Each of the implementations is quite large. Which means I absolutely do not want to make everything recursive modules, since that would mean the implementation file will be 10kloc or even more, with a ton of code which is not really related (beyond the big recursive type).
How would I solve this, while still maintaining a somewhat modular design?
You're not the first to have that problem and there are numerous different solutions depending on workflow, taste and needs.
Here is a good way to think about it.
By leaves, I mean the types like loc
or id
that do not depend on any other type. They don't need to be in your recursive type definition and therefore shouldn't be.
Moreover, you'll probably have specific functions to handle locations and identifiers and having those function close to the type definition is good practice. So, you can create a ast_loc.ml and a ast_id.ml file with the appropriate definitions and basic functions.
This may seem like little, but it will actually help make your code clearer with the added bonus of lightening up ast.ml.
Now, I do not recommend you use that extensively, as it tends to make code harder to read, as it has more indirections. Check this out:
type 't v = Thing of 't
(* potentially in a different later file *)
type t = Stuff of t v
By using a type parameter, you can delay the usage of recursivity in your type definition. Note that I do not recommend you use it for your whole AST as it will make maintaining a pain but if you have some middle nodes that behave quite independently of the rest, this may help.
These for instance, can be often used:
type 'a named = { id : id; v : 'a; }
type 'a located = { loc : loc; v: 'a; }
This method is particularly useful if it helps factorize your type definition. But, as I have already stated: don't abuse it! It is easy to do, but hard to maintain.
As of today, the Parsetree
file of the OCaml compiler has 958 lines. That's what it's supposed to have. It is a complex tree structure and that should be visible.
Note that the file is just a type definition.
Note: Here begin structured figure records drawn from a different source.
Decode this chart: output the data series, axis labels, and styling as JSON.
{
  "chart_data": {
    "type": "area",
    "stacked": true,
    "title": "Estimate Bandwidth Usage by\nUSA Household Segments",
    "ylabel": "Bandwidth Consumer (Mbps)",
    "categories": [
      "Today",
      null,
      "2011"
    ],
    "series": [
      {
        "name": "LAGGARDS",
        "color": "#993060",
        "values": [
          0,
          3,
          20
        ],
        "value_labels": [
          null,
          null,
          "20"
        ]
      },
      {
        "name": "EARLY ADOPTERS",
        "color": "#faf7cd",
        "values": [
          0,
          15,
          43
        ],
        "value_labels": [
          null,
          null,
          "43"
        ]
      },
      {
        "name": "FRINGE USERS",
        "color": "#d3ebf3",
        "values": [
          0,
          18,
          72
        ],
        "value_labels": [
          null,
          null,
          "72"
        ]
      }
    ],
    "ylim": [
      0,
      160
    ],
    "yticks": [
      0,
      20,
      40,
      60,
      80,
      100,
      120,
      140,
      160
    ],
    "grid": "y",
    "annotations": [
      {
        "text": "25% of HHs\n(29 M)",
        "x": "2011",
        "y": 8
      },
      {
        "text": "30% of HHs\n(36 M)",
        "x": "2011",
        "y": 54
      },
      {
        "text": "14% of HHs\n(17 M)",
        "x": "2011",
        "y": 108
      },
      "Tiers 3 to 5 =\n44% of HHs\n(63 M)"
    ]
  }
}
Subsequent files contain the code to manipulate that definition (and usually don't introduce new types that are necessary outside their module).
In a way, I am a bit contradicting the point I made about loc
and id
arguing that you should separate type definition and code, but this is a different case: loc
and id
are simple types that can be manipulated independently. symbol
only makes sense within your AST definition. Also, nothing keeps you from creating a symbol.ml file that manipulates that part of the AST without containing the type definition (comments are your friends, Merlin is a must).
Also, recursive functors is not something I'd advise unless you really need them.